En effet, la situation du tennis en Egypte n’est pas des plus glorieuses. Le niveau des Egyptiens se situe toujours entre les groupes II et III euro-africains. Il faut dire que cet état de choses n’est pas étonnant, puisque le nombre de tennismen inscrits à la Fédération égyptienne n’est que de 800. Un chiffre minime qui n’aide pas au développement de ce sport. La raison de ce manque d’intérêt pour le tennis est que ce sport coûte cher, tant du point de vue équipement qu’entraînement. « C’est le manque de moyens financiers qui est à l’origine de tous les problèmes. Le manque de courts de tennis en Egypte joue également un grand rôle, notamment les surfaces dures. Mais aussi manque d’entraîneurs qualifiés », déplore Moustapha Maamoun, responsable des médias à la Fédération égyptienne. Les paroles de ce dernier contredisent cependant la tendance de ces dernières années qui veut que les hommes d’affaires s’impliquent dans le développement de cette discipline. Quatre académies privées ont été crées en Egypte. Aujourd’hui, il existe les clubs Smash, Wadi Degla, Palm Hills et Ahmad Al-Gamal Camp. Ces 4 clubs sont à l’origine des académies de tennis fondées par des hommes d’affaires. « Le club Smash qui est le plus ancien ne nous a offert aucun joueur de tennis de talent. Et aucun de ces clubs ne sponsorise un tennisman de la sélection nationale », déclare Moustapha Maamoun. Ces clubs qui, un temps, ont alimenté l’espoir de voir naître une nouvelle génération de tennismen talentueux, n’ont au final rien apporté.

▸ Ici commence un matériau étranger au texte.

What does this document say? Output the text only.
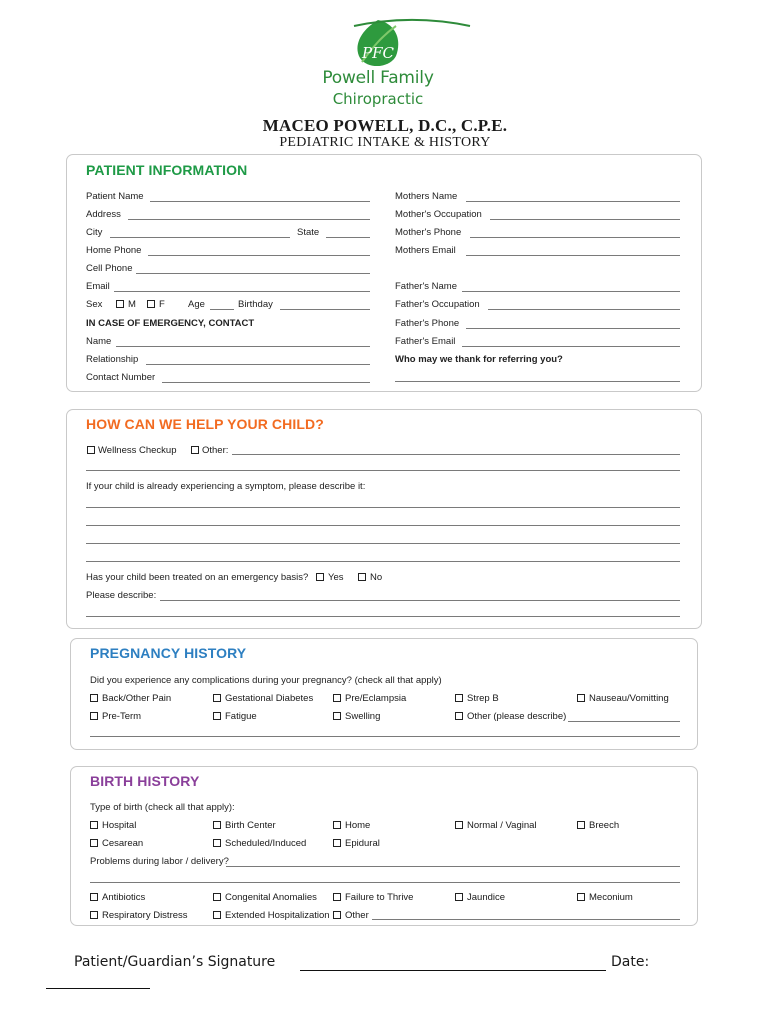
PFC
Powell Family
Chiropractic
MACEO POWELL, D.C., C.P.E.
PEDIATRIC INTAKE & HISTORY
PATIENT INFORMATION
Patient Name
Address
City	State
Home Phone
Cell Phone
Email
Sex	M F Age	Birthday
IN CASE OF EMERGENCY, CONTACT
Name
Relationship
Contact Number
Mothers Name
Mother's Occupation
Mother's Phone
Mothers Email
Father's Name
Father's Occupation
Father's Phone
Father's Email
Who may we thank for referring you?
HOW CAN WE HELP YOUR CHILD?
Wellness Checkup	Other:
If your child is already experiencing a symptom, please describe it:
Has your child been treated on an emergency basis? Yes	No
Please describe:
PREGNANCY HISTORY
Did you experience any complications during your pregnancy? (check all that apply)
Back/Other Pain	Gestational Diabetes	Pre/Eclampsia	Strep B	Nauseau/Vomitting
Pre-Term	Fatigue	Swelling	Other (please describe)
BIRTH HISTORY
Type of birth (check all that apply):
Hospital	Birth Center	Home	Normal / Vaginal	Breech
Cesarean	Scheduled/Induced	Epidural
Problems during labor / delivery?
Antibiotics	Congenital Anomalies	Failure to Thrive	Jaundice	Meconium
Respiratory Distress	Extended Hospitalization Other
Patient/Guardian’s Signature	Date:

Les hommes d’affaires semblent donc rechigner à verser de l’argent à une discipline qui n’en rapporte pas, et qui n’est par ailleurs pas populaire en Egypte. Ces clubs se sont donc cantonnés à l’élite qui pratique ce sport pour le plaisir. « Nous pourrions améliorer le niveau du tennis égyptien en organisant des tournois en Egypte. La Fédération internationale peut offrir à l’Egypte un nombre infini de tournois Futur et nous pourrions bénéficier du climat égyptien hivernal et organiser des tournois dans nos nombreuses stations balnéaires. En fait, j’ai réalisé une étude et j’en ai conclu que les hommes d’affaires, en coopération avec le ministère du Tourisme, pourraient gagner de l’argent en organisant ces tournois », propose Moustapha Maamoun.

Aujourd’hui, la Fédération égyptienne organise 5 tournois Futur durant l’année pour les hommes, dotés de 10 000 ou 15 000 L.E., et 3 pour les dames, dotés de 10 000 L.E. Mais la fédération n’envoie à l’étranger que 2 ou 3 joueurs pour participer à près de 10 tournois internationaux. Un nombre de compétitions qui n’est pas suffisant pour que les joueurs gagnent leur vie. Le seul égyptien qui vit du tennis est Mohamad Maamoun (n°272 ATP). « J’ai l’ambition de me classer dans le top 200, ce classement pourra me permettre de gagner plus d’argent et par la suite améliorer mon niveau », confie le jeune homme. De la 300e place ATP l’année dernière, il est arrivé à la 272e place grâce à un stage de préparation en Espagne où il s’est entraîné avec un bon entraîneur. Deux joueurs égyptiens, Mohamad et Karim Maamoun, peuvent encore faire la différence, si on leur en donne les moyens.